By 2050, expert economic forecasters predict that the United States will lose its position as the world’s largest economy in terms of GDP. Already in terms of purchasing power parity (PPP), China is the world leader. But by 2050, it is thought that the US will fall from its number one position to number three – behind both China and India, while only two European economies, Germany and Britain will be in the top ten. Today, Canada is the tenth largest economy in the world, but by 2050 Canada is expected to fall to the position of the world’s 22nd largest economy.
Canadian leaders should therefore handle their projected fall from a position of economic influence and power with more grace and circumspection than they are currently doing. Even while the US will likely remain in the top three economies of the world by 2050, the US should also learn to embrace humility from a position of strength because when one’s strength diminishes, one necessarily becomes more reliant on the good will of others. This is true both in one’s personal life and in the economic life of nations.
While the US has long used and will likely continue to use sanctions, tariffs and extra-judicial extremism as weapons against foreign powers, including those which have committed no act of aggression against its people or interests, Canada has joined in with its southern neighbour, albeit from a much weaker position. As the US made two seemingly politicised arrests of two Chinese accused of “cyber attacks”, the Canadian media jumped in on the bandwagon and accused unnamed Chinese of conducting such attacks on Canada.
China has denied having any links to state induced cyber attacks but even if China’s statements are ignored by Canada, ultimately, Canada must learn humility for the sake of its own prosperity. Unlike the United States and some of its closest allies including Canada, China does not use sanctions, tariffs and threatening language in order to get its way in the world. China’s model of economic openness, respect for the national sovereignty of foreign partners and respect for the cultural characteristics of its partners differs greatly from a western mentality that seeks to use both coercion and force to remark the world in an American or European image.
But while the British Empire (of which Canada was a major part) used force to destroy Chinese society with narcotics during the so-called Opium Wars of the 19th century, now that China is both militarily and economically mightier than Britain, China has not sought to extract vengeance for the past wrongdoings of Britain. Instead, China seeks partnerships for peace through prosperity will all nations and ironically Britain in particular will desperately need a more transparent trade deal with China if as is increasingly expected, the UK leaves the European Union without a proper trade deal in place with its soon to be former partners.
If as is expected, Canada’s economy in 2050 falls by eleven places on the international table, it will mean that Canada would stand to gain by behaving in a manner that is less hostile to China. The example of China’s post-Opium Wars relations with Britain and other former European antagonists demonstrates that China does not have a tendency to operate in intentional affairs on a model of vengeance. Instead, China has shown a supreme capacity for forgiveness, but China like any other country does not forget the past either.

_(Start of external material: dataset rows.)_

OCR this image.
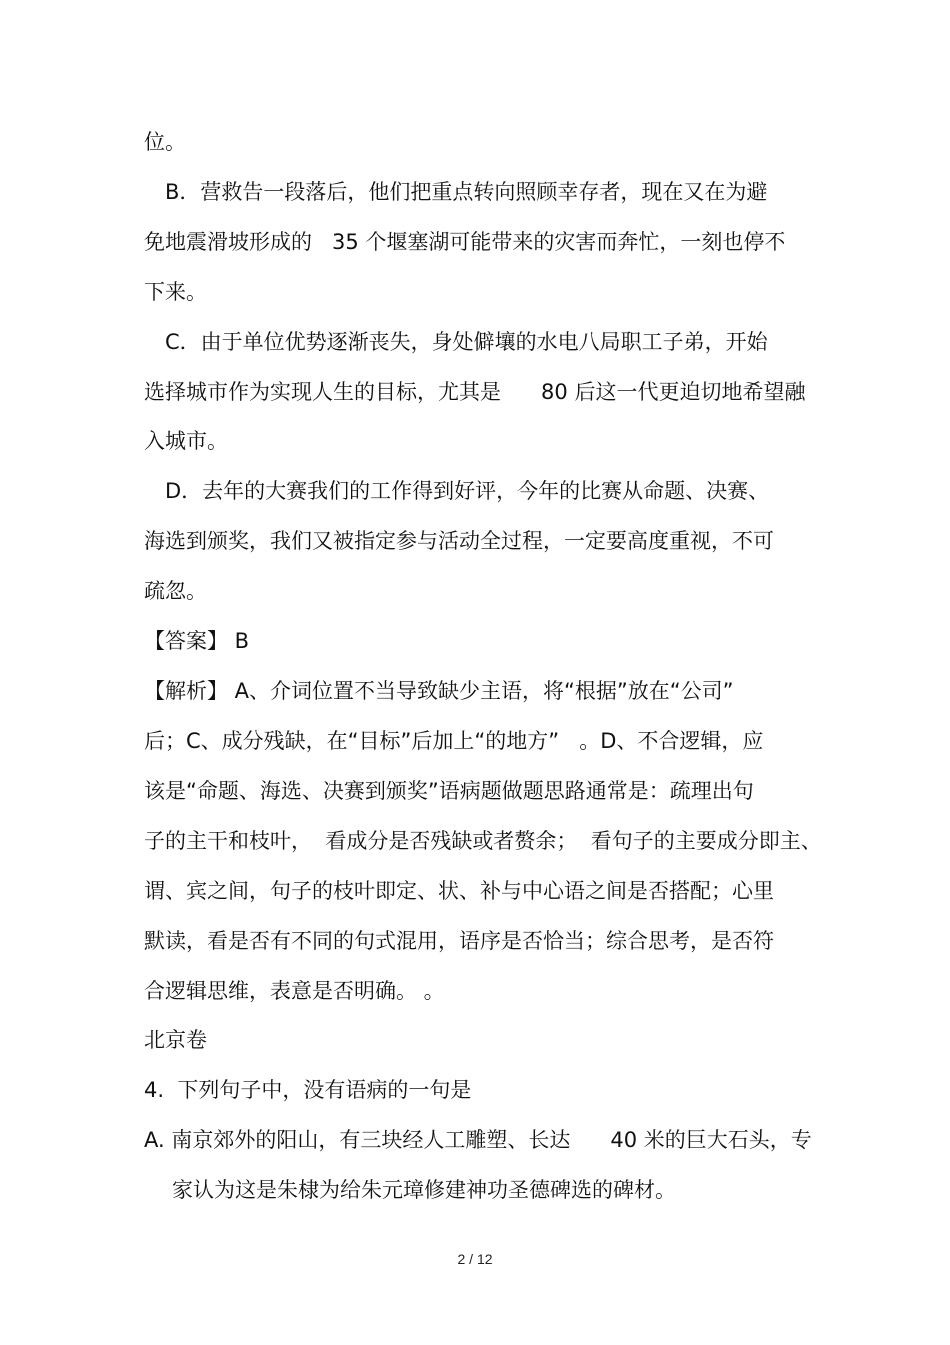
位。
B．营救告一段落后，他们把重点转向照顾幸存者，现在又在为避
免地震滑坡形成的   35 个堰塞湖可能带来的灾害而奔忙，一刻也停不
下来。
C．由于单位优势逐渐丧失，身处僻壤的水电八局职工子弟，开始
选择城市作为实现人生的目标，尤其是      80 后这一代更迫切地希望融
入城市。
D．去年的大赛我们的工作得到好评，今年的比赛从命题、决赛、
海选到颁奖，我们又被指定参与活动全过程，一定要高度重视，不可
疏忽。
【答案】 B
【解析】 A、介词位置不当导致缺少主语，将“根据”放在“公司”
后；C、成分残缺，在“目标”后加上“的地方”   。D、不合逻辑，应
该是“命题、海选、决赛到颁奖”语病题做题思路通常是：疏理出句
子的主干和枝叶，  看成分是否残缺或者赘余；  看句子的主要成分即主、
谓、宾之间，句子的枝叶即定、状、补与中心语之间是否搭配；心里
默读，看是否有不同的句式混用，语序是否恰当；综合思考，是否符
合逻辑思维，表意是否明确。 。
北京卷
4.  下列句子中，没有语病的一句是
A. 南京郊外的阳山，有三块经人工雕塑、长达      40 米的巨大石头，专
家认为这是朱棣为给朱元璋修建神功圣德碑选的碑材。
2 / 12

Therefore, rather than western countries using their final decades as leading economies to provoke China, it would be better if such countries could adopt a win-win mentality that asks what for example China and Canada could gain from each other by intensifying cooperation and friendship. History has likewise shown that the sooner one develops a partnership with a rising economic power, the more such fraternal relations will translate into material benefits for all parties.
Canada is embarking on a road of hostility that cannot conceivably benefit its people. Canada’s leaders therefore are either fearful that if they do not take such a road, their more powerful US partners will exact their own vengeance, or otherwise, if Canada is acting autonomously, it is behaving like a weak bully that believes it will forever be protected by a stronger neighbour.
As the 21st century progresses, China will be more powerful than the US in every respect while it is already far more powerful than Canada. And yet, China does not seek to project power at Canada in an arrogant manner. It is therefore shockingly disappointed that Canada has decided to puff out its proverbial chest and treat China as though it is a nation of less worth. If Canada does not learn lessons in humility, it could lose out on a valuable partnership.
China is ultimately too busy solidifying new productive partnerships around the world to bother with answering Canada’s hostility with counter-hostility. But if one day Canada seeks a trade deal and Beijing is slow to answer the phone – the reasons why will be obvious enough for anyone with a rational view of the world.